Filmin her karesini gururlanarak çektiklerini belirten İsmail Demir, patlama sahnelerinde herhangi bir görsel efekt kullanmadıklarına dikkati çekti. Tüm öğretmenlere rol model olacak bir projeyi hayata geçirdiklerini aktaran Demir, "Türkiye Yüzyılı'nın başında Cumhuriyet tarihinin ilk şehit öğretmen filmini yapmanın gururunu yaşıyoruz. Vizyoner bir öğretmenin hayat hikâyesi, çocukluktan başlayıp yeni nesillere örnek olacak." dedi.
‘HER ALANDA VARDI’
Demir, Türkiye'de sayıları 200'ü aşkın şehit öğretmen arasında özellikle Aybüke öğretmeni seçme sebeplerine ilişkin, şunları kaydetti:
"Aybüke, öğretmenlik mesleğini kuşatan ve birçok unsurla beraber kendisinde bütünleştiren bir insandı. Bunlar nelerdi? Mesela fedakarlıktı, 22 yaşında bir kız çocuğunun, eğitim hayatını tamamladıktan sonra ilk atamasında Batman'ın Kozluk ilçesine gitmesi. Koca yürekli bir insandı. Aynı şekilde öğrencilerine tutkuyla bağlıydı. Öğrencilerine kavuşma isteğini ilk atamasından sonra o heyecanı yaşayarak gösterdi. Aynı zamanda entelektüel bir kişiliğe de sahip Aybüke öğretmen. Sanatçı olması ve müzikle ilgilenmesi hasebiyle bu konuya daha çok uygun olduğunu düşündük. Çünkü müzik ve sanat evrensel. Bu evrenselliği öğrencilere en hızlı şekilde aktarabilecek öğretmenler kategorisinde. Hayat hikayesi bizim için çok önemliydi." Çekimlerden önce Yalçın'ın hayatını araştırdıklarını söyleyen Demir, ailesi, arkadaşları ve şehit olduğu okuldaki öğretmen arkadaşlarıyla görüşerek yaşadığı duyguyu hissetmek istediklerini ve nelerle karşılaştığını yerinde görmek istediklerini ifade etti. İsmail Demir, tüm öğretmenler ve öğrencilerin bu filmde kendilerinden bir şey bulacaklarını vurgulayarak, "Aybüke öğretmen her alanda vardı. İzcilik yaptı, önderlik yaptı. Birçok alanda, özellikle müzik alanında insanlara çok dokundu. Bu bizi etkileyen tarafıydı, genç yaşına rağmen. Bu işi de ekip olarak işin ruhunu hissederek çektik." diye konuştu.
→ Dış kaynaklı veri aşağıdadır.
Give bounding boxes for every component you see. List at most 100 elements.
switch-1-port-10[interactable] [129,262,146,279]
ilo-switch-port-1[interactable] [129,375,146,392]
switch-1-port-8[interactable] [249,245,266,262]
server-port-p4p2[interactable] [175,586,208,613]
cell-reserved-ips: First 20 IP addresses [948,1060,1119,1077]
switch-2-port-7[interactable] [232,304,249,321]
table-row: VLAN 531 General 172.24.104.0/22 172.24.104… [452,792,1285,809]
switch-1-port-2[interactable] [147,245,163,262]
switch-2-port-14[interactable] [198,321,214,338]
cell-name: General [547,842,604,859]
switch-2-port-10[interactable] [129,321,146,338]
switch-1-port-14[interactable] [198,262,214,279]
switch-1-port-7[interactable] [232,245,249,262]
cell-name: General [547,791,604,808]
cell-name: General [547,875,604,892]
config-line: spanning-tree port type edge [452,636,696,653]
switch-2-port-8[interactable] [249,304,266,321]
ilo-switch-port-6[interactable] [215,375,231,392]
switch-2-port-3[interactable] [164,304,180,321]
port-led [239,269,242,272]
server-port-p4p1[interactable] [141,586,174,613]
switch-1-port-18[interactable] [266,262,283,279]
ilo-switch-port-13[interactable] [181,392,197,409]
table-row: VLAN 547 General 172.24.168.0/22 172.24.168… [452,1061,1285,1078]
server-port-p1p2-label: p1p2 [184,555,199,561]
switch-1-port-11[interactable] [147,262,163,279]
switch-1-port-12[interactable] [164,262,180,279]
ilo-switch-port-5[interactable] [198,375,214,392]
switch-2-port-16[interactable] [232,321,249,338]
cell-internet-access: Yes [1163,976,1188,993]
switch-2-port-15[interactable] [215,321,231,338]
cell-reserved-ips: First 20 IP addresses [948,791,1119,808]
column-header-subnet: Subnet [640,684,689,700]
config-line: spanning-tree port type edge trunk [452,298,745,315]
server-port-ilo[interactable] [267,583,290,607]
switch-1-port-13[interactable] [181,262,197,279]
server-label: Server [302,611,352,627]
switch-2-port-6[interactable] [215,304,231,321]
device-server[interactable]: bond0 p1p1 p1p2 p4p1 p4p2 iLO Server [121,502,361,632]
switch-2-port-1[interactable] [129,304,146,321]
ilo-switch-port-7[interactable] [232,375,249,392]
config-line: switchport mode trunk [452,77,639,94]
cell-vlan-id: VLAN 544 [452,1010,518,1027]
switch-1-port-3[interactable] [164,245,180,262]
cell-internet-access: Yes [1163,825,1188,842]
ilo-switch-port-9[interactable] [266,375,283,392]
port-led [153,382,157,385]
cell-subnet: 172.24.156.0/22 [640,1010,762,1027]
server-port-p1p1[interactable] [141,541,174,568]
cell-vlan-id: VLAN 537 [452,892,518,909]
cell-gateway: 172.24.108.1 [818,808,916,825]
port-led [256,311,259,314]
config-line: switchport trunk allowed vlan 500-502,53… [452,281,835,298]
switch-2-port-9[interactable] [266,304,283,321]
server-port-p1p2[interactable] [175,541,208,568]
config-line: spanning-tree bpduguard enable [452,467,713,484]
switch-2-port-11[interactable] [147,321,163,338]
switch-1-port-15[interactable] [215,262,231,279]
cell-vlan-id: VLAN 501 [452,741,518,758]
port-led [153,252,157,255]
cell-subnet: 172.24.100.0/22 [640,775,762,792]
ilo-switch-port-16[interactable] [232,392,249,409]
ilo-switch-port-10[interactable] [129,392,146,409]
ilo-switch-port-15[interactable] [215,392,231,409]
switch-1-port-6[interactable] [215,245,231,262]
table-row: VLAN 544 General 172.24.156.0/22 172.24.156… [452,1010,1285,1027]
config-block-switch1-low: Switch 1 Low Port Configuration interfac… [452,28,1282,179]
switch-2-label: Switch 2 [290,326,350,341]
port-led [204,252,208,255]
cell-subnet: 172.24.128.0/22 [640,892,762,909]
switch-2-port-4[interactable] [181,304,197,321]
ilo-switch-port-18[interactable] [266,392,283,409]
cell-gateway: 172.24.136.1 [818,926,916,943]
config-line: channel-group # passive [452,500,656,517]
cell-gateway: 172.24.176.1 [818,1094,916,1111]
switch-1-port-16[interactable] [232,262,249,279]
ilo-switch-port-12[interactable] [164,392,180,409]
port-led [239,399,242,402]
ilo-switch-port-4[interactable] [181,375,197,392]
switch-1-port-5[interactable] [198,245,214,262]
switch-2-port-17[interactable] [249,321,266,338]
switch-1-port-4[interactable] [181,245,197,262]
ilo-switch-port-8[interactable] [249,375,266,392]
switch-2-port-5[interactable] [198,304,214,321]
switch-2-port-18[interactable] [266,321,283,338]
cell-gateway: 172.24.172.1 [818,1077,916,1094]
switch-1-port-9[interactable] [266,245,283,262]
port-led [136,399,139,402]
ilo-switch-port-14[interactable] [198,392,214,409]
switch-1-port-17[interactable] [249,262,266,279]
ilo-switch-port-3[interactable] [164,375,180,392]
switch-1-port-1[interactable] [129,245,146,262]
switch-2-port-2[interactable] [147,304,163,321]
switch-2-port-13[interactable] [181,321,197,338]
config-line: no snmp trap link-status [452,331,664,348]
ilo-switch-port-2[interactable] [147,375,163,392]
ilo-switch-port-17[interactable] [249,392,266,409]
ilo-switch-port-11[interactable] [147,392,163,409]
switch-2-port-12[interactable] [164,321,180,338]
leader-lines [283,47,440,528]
Yapımcı Demir, filmin Avrupa'da 6 ülkede, 100 salonda gösterime gireceğini belirterek, Azerbaycan özel gösteriminin 1 Aralık'ta devlet protokol katılımıyla gerçekleştirileceğini aktardı. Yurt dışında yer alan Türk diasporasının da filmin yayınlanması için destek verdiğini sözlerine ekledi. Filmin senaristlerinden Uğur Kılıç, Ozan Bodur ile hazırladıkları senaryoyla tüm şehitlerin ruhunu şad edecek bir film yaptıklarını söyledi. Kılıç, mesleğe köy okulunda başlayan bir öğretmen olması nedeniyle bu projeyi daha çok özümsediğini vurguladı. Projenin amatör ruhla profesyonel olarak gerçekleştirdiği ilk senaryo olduğunu belirten Kılıç, öğretmenlere mesleki anlamda rol model olabilecek bir filmi hayata geçirdiklerini söyledi. Uğur Kılıç, öğrencinin gözündeki ışığa aşık olmayanların öğretmenlik yapamayacağının altını çizerek, Aybüke öğretmenin de öğrencilerinin gözündeki ışığa aşık olduğunu ama bunu sadece 6 ay kadar yapabildiğini, mesleğinin baharında şehadetle şereflenmiş bir öğretmen olduğunu aktardı.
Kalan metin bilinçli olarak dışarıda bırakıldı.